Fidanzati affetti da incompatibilità, ma saldamente uniti dal comune intento di sancire con il matrimonio l’assemblaggio delle rispettive doti, per far confluire l’usufrutto della somma di due ricchezze in un unico patrimonio. E’ la storia di lui e lei, in questo caso di lui e lui perché il riferimento è all’“Incompiuto” Di Maio e al “Ce l’aveva duro”. Sfiorano la rissa a pugni e calci, a conclusione di un litigare a volte finto, messo in scena per il pubblico dei rispettivi fan e molto più spesso autentico, per non soccombere al protagonismo dell’alleato-rivale. Purtroppo per la democrazia sotto attacco, nella scazzottatura quotidiana ha la meglio il valpadano del Carroccio, eletto dagli italiani suggestionati dall’ingannevole mito del “Ci vuole un uomo forte, di polso, decisionista”. Di Maio e associati provano a competere con pari furore, ma soccombono. E’ successo con il clamoroso getto della spugna per la sconfitta della Trans Adriatic Pipeline (Tap) che li ha sputtanati. Potrebbe succedere con il Treno ad alta Velocità (Tav), con il sì leghista per gli inceneritori e il no dei grullini. È successo in tema di migranti, con lo stop alle prescrizioni dopo il primo grado, eccetera. A tendere l’elastico, con l’obiettivo di spezzarlo, è il reparto d’assalto della Lega, galvanizzato dalla progressiva crescita di consensi, confermata dai sondaggi. Non a caso le voci di dentro, per il momento in sordina, suggeriscono di mettere il timbro “scaduto” sul contratto di governo. Non è fortuito il riaffacciarsi di Di Battista con un’intervista via skipe nella fase poco convincente della leadership di Di Maio. Non sono insignificanti le contestazioni delle defaillance dell’esecutivo di governo inanellate da ministri frinfrillacchi (Toninelli, Lezzi, Bonafede). E’ pericolosamente in crescita il mal di pancia per le contestazioni interne dei ribelli anti decreto sicurezza, contrari alla spartizione di incarichi rilevanti e di una fetta in crescendo della base.

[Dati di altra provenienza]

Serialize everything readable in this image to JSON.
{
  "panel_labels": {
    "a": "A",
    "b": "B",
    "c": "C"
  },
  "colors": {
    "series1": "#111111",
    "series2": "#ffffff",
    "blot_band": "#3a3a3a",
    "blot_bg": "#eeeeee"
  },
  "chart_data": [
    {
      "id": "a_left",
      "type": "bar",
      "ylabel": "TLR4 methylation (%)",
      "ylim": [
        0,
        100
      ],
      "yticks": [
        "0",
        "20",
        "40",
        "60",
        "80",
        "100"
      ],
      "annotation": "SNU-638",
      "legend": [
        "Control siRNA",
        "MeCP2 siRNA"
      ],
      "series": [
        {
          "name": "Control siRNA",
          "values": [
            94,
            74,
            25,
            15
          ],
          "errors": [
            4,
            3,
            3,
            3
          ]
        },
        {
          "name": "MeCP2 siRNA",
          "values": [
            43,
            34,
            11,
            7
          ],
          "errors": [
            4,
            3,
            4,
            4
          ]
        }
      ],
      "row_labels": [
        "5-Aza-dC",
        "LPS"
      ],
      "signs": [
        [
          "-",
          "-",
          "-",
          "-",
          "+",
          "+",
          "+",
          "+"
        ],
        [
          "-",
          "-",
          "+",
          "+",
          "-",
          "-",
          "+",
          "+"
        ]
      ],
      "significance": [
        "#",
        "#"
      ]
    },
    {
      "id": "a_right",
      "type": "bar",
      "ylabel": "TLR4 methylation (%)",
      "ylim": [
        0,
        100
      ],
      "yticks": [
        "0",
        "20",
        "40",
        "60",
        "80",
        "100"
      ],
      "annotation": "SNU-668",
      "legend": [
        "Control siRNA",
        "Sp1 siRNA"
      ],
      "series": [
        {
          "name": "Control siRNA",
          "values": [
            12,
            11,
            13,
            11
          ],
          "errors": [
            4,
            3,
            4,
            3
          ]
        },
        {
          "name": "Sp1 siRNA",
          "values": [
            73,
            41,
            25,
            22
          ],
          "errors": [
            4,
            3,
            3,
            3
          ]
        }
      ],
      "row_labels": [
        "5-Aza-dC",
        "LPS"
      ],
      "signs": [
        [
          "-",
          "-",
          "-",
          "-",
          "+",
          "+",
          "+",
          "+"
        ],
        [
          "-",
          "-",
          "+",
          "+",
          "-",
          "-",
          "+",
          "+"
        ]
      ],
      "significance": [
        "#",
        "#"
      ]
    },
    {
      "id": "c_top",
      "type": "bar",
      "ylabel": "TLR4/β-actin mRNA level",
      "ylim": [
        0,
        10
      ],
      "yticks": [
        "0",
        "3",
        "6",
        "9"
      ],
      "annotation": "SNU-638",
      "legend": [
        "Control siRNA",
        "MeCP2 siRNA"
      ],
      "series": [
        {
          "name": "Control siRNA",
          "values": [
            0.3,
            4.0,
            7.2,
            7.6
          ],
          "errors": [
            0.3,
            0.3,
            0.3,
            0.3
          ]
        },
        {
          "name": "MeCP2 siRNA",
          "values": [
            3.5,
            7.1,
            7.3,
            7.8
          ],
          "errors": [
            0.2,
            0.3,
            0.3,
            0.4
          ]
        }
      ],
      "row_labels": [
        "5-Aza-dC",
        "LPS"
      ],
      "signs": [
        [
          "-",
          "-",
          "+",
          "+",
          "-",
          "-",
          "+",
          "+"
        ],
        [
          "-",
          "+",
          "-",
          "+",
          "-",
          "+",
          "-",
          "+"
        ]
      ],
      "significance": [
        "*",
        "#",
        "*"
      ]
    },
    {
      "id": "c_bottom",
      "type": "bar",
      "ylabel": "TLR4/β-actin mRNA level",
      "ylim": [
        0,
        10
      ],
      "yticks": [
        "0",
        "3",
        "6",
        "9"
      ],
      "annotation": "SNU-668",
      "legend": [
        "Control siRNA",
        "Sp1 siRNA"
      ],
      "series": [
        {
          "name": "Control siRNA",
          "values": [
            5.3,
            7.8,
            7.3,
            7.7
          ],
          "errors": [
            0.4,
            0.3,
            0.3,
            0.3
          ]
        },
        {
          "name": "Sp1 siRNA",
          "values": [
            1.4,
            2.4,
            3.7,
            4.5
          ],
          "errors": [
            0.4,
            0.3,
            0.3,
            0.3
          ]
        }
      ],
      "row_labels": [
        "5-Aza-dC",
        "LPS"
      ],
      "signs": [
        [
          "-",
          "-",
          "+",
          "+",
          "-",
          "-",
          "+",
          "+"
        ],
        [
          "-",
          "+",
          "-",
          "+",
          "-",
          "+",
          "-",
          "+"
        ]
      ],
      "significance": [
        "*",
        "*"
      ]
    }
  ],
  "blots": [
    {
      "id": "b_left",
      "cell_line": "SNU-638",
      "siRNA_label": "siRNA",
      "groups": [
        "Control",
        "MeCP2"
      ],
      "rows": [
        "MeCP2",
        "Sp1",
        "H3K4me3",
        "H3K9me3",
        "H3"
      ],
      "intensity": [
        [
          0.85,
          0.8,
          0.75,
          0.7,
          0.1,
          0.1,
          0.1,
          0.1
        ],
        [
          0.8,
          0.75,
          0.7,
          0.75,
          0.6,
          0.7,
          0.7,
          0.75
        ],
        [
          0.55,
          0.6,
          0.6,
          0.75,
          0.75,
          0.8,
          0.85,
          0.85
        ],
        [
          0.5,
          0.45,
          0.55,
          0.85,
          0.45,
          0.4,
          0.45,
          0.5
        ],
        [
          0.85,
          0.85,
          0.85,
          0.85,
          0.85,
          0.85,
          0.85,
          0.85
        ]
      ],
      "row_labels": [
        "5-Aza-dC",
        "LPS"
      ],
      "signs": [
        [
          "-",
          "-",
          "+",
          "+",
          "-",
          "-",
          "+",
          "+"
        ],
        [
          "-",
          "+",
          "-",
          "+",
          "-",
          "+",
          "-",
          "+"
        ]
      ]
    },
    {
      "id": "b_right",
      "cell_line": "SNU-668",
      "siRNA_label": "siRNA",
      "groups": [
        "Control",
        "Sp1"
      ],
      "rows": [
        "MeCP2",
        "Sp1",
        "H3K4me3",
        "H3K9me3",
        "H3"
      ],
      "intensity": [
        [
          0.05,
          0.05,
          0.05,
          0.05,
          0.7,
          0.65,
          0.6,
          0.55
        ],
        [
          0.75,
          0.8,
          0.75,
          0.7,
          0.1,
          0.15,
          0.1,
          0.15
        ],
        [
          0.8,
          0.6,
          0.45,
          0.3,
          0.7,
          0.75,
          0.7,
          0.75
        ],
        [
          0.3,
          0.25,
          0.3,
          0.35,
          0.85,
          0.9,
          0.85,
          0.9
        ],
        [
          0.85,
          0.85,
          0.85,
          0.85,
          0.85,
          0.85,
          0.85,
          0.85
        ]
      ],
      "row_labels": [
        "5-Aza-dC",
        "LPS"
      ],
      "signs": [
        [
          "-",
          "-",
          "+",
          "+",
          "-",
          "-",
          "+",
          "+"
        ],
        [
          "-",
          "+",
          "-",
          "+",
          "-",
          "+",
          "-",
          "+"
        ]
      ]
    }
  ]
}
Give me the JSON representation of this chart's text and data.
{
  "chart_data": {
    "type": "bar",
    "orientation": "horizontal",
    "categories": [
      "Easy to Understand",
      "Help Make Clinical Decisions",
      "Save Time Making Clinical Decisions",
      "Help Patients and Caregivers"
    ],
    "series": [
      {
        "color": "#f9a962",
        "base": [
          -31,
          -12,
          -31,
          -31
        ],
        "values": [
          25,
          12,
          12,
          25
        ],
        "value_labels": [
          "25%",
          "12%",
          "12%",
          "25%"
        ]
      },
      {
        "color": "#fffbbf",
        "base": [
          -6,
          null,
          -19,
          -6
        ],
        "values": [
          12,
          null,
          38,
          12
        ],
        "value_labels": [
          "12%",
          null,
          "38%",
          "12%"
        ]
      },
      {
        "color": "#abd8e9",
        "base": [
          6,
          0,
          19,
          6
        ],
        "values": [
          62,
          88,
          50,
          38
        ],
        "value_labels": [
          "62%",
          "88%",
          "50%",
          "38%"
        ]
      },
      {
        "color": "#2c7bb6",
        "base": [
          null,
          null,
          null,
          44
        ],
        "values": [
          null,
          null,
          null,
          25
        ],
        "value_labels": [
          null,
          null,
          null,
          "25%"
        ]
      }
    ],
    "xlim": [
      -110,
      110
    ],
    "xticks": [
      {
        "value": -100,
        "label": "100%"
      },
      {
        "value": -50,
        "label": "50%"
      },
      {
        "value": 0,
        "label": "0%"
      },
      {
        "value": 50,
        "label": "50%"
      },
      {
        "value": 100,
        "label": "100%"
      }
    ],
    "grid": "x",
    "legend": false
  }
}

L’Espresso, in edicola oggi domenica 18 novembre, pubblica il glossario delle volgarità che infiorano il turpiloquio della politica in vertiginoso degrado etico. Citiamo di seguito le più sconce, che pronunciate a vari intervalli, escono dalla memoria, messe in disparte dalle nuove che sopraggiungono con crescente spregiudicatezza.
Merita la pole position il “puttane” di Di Battista affibbiato ai giornalisti. Dal Sudamerica, dove ha vissuto un anno sabatico, interviene sul caso Raggi, la sindaca di Roma processata e assolta da una sentenza caritatevole del tribunale per fatti che sussistono, ma di cui la poverina – così racconta il magistrato – non era a conoscenza, la sindaca contestata per inefficienza e incapacità.
Di Battista: “Giornalisti puttane”. Il secondo epiteto dispregiativo è “pennivendoli”. Alessandro elogia il padre Vittorio, tenacemente fascista, prossimo a essere indagato per offese a Matterella e si autodefinisce puttano, dal momento che lavora lui stesso come giornalista per il “Fatto Quotidiano” giornale quasi ufficialmente organo dei 5Stelle. Di Maio, si associa (caso Raggi) “…quelli che si autodefiniscono giornalisti, ma che sono infimi sciacalli, corrotti intellettualmente. Anche Di Maio è giornalista pubblicista. Autogol anche di Grillo. Chiama gli italiani analfabeti (“il 45% non capisce quello che gli si dice”). Sono quelli che non hanno capito perché hanno votato per il Movimento? Di Maio: “Assassini” (ce l’aveva con Piero De Luca, il figlio del governatore della Campania). Toninelli propone di punire i “facinorosi”, cioè i migranti salvati dalla nave Diciotti. Di Battista ai dem, accusati di aver abolito l’articolo 18 dello statuto dei lavoratori: “Ma andate a fanculo”. Paragone, giornalista ex Rai: “Nel giornalismo ci sono tante Puttane”. Non lo dice, ma sottintende “escluso me”). Ingiurie da trivio della Taverna, senatrice pentastellata. In parlamento: “Merde, schifosi, siete delle merde, dovete morire.
Il bestiario pubblicato dall’Espresso, alle pagine 19-23, è ricco di insulti e affini utili a capire il lato scurrile del governo gialloverde. Da non perdere.
Sono numerose le immagini di Salvini con indosso la divisa di poliziotto. Impegnato in selfie così conciato, il ministro dell’Interno ha dimenticato di far corrispondere agli agenti della Polizia Ferroviaria le indennità di scorta per servizi a lungo percorso, che coprono le spese di vitto e alloggio. Straordinario esempio di ambigua contraddizione.